I want to tie all these disparate effects together by discussing one of the most extraordinary encapsulations of the phenomena that I have been groping towards a description of: Alvin Lucier’s I Am Sitting in a Room. In this piece, Lucier sits in a room (unsurprisingly), and records a short monologue. He begins: ‘I am sitting in a room, different from the one you are in now, recording the sound of my speaking voice…’ and the speech goes on to explain the process that is going to take place in the artwork. He then plays this recording back into the room and re-records the monologue as it is played back. The process is repeated, with each new recording slowly losing form and clarity to eventually take on the resonant frequencies of the room. The process is a slow one, with each new recording altering only slightly from the previous but, by the end, the speech is unrecognisable, and the sound we hear is one of raw, shimmering beauty. If anything aural recalls the visual ‘glow’ that I spoke of earlier, it is this sound. Just as astonishing is the outrageously simple (but ingenious) procedure that has produced the sound. The reason that this work ties into the preceding discussion is that it is a perfect example of a clear, conventionally meaningful passage of sound becoming indistinct, masked and, eventually, completely lost in a resonant, gorgeous cascade. Just as Riley unhitches the Impressionist mist from landscape and explores the veil itself, Lucier takes the resonant frequencies of a room that give echo and texture to a sound and disentangles them from the prosaic speech that is their source. Music (or whatever you want to call Lucier’s work) has a temporal dimension that painting lacks, yet the layers that add complexity to many paintings are laid side by side here, laying bare the strange, revelatory effect of the singular becoming infinite.
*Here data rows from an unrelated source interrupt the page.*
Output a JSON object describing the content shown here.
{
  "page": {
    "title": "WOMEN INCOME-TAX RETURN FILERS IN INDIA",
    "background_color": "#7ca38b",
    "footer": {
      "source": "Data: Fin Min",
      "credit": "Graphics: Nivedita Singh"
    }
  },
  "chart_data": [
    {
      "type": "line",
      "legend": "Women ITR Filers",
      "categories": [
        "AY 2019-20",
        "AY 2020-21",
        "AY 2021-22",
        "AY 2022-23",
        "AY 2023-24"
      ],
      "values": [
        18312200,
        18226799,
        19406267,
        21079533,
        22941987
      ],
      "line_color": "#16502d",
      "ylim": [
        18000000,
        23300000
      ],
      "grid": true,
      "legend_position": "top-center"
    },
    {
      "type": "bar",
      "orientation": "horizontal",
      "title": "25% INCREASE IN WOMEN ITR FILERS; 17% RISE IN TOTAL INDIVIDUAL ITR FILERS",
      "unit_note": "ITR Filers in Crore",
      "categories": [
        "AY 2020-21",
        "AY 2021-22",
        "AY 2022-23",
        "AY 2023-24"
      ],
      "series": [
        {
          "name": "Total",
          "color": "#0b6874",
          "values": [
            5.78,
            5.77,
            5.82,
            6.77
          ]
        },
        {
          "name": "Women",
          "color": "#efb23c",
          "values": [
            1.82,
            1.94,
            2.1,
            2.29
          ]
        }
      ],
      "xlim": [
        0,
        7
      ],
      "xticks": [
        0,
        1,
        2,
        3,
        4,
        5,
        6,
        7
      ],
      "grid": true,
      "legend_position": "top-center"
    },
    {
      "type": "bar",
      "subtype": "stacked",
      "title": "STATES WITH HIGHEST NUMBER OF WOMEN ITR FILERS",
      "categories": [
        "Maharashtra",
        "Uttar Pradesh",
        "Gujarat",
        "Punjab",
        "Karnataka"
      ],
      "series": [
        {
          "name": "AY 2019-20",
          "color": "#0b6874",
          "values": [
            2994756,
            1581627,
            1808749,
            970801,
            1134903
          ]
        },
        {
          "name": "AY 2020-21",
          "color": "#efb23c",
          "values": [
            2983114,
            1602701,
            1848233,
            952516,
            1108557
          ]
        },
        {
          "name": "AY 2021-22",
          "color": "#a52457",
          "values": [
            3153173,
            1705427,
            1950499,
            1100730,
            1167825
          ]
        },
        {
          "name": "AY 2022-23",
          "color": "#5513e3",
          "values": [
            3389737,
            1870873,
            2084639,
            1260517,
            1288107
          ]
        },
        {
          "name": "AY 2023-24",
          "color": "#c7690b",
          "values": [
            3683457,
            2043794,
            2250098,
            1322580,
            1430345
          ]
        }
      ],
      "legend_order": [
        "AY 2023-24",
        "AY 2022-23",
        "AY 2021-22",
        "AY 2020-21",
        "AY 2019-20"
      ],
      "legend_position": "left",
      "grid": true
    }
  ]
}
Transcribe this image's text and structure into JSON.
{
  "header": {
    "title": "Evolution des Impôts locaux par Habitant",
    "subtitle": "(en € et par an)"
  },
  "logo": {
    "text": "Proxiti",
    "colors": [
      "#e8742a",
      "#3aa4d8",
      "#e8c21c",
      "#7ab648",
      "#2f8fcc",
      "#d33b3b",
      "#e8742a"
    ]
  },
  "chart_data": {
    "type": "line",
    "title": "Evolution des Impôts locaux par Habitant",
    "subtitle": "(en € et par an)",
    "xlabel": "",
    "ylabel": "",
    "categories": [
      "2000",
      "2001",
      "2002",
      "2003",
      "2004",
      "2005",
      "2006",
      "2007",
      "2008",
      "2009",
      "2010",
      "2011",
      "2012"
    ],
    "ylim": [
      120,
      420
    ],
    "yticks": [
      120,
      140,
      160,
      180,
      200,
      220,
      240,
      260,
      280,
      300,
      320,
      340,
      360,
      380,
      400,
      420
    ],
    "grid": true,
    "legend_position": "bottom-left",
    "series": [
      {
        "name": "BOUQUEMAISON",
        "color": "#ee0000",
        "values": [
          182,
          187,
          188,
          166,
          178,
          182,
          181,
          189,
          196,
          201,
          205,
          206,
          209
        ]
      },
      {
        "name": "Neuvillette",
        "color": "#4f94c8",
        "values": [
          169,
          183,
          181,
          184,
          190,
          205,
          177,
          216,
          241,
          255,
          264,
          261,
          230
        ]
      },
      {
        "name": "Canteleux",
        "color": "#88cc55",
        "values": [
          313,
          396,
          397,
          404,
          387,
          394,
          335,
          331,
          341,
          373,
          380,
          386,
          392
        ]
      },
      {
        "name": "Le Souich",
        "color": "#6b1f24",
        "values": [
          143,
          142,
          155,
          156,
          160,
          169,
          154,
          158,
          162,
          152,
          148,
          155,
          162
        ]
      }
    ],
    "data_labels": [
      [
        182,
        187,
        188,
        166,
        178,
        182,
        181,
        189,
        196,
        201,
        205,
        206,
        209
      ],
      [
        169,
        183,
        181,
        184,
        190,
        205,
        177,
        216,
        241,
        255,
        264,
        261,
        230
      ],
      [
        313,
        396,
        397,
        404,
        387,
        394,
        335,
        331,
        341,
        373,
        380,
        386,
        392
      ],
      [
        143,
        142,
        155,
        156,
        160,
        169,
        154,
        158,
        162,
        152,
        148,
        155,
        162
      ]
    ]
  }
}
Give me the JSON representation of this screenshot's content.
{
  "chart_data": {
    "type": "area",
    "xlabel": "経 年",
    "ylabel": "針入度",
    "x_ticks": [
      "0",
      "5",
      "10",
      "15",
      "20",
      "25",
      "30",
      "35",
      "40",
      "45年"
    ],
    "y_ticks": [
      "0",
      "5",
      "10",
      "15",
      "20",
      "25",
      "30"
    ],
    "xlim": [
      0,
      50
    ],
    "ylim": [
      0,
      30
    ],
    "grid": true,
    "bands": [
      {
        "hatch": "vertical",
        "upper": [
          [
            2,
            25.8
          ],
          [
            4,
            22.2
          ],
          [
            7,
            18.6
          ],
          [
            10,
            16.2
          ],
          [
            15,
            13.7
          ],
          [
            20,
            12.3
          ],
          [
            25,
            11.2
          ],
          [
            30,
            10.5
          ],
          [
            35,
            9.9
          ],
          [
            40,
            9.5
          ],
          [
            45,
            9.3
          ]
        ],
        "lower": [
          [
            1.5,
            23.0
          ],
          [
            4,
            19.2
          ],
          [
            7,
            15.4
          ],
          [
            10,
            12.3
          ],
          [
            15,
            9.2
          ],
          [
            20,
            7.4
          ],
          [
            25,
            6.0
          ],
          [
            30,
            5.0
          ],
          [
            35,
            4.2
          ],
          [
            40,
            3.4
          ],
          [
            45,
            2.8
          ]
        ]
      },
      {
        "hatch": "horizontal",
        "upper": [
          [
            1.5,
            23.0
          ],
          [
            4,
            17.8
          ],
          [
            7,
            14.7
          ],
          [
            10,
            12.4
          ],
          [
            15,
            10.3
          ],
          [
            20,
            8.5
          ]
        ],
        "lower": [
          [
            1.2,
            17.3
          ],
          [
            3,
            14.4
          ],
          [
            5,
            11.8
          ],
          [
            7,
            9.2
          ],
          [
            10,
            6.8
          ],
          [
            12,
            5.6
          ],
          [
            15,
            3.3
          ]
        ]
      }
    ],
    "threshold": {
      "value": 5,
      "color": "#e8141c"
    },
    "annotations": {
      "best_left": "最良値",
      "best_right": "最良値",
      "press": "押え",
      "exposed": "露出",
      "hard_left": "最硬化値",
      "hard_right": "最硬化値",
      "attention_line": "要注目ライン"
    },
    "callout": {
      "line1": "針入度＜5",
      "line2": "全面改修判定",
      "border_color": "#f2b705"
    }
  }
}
It is, of course, worth listening to I Am Sitting in a Room from start to finish, but I have been equally lifted by jumping from the first few re-recordings, right to the middle, and on to the end just in order to highlight the scale of the transition that takes place. The heart leaps slightly when we abruptly witness that translation of static reality into flux – a process that has taken centuries for Western artists to carry out, and Alvin Lucier around 30 minutes.

[1]             As such, I think these particular works struggle to pull off Richter’s desire to avoid placing an interpretive weight on an image and, for that matter, to avoid lending too much focus to the subject matter itself.

[2]             I think this is at work in Motion Sickness of Time Travel (MSoTT) as well, albeit via a much more ethereal, radiant music than Multila. By underpinning pretty synth-clouds and angelic vocals with digital, percussive pulses straight out of Berlin, MSoTT also construct a tense aesthetic that marries a sinister, urban inhumanity with something that still emerges as beautiful and fragile

[3]             The ‘spiritual’ reflection I invoke is not intended to signal anything paranormal or otherworldly, but simply a profound distraction in Schopenhauer’s sense.

[4]             Physical and spatial effects are also engineered by this layering, as Richter reworks, scars, destroys and recreates to build complex textural qualities that, like Bryan Wynter’s layered paintings or the ridges in a dry river-bed, provide a visual record of a transpired physical process. Similarly, the reverb, texture and haze involved in much of the music I have alluded to gives the sound spatial qualities, whether invoking a sense of scale by altering the frequency of an echo or by shifting textures to push sounds to the foreground or back. Vladislav Delay’s music has a sculptural quality; it’s sound obtaining a heaviness and a body from the use of filtration, while a composer like Xenakis employs his architectural nous to bounce sounds around the room and create an immersive, multi-dimensional experience.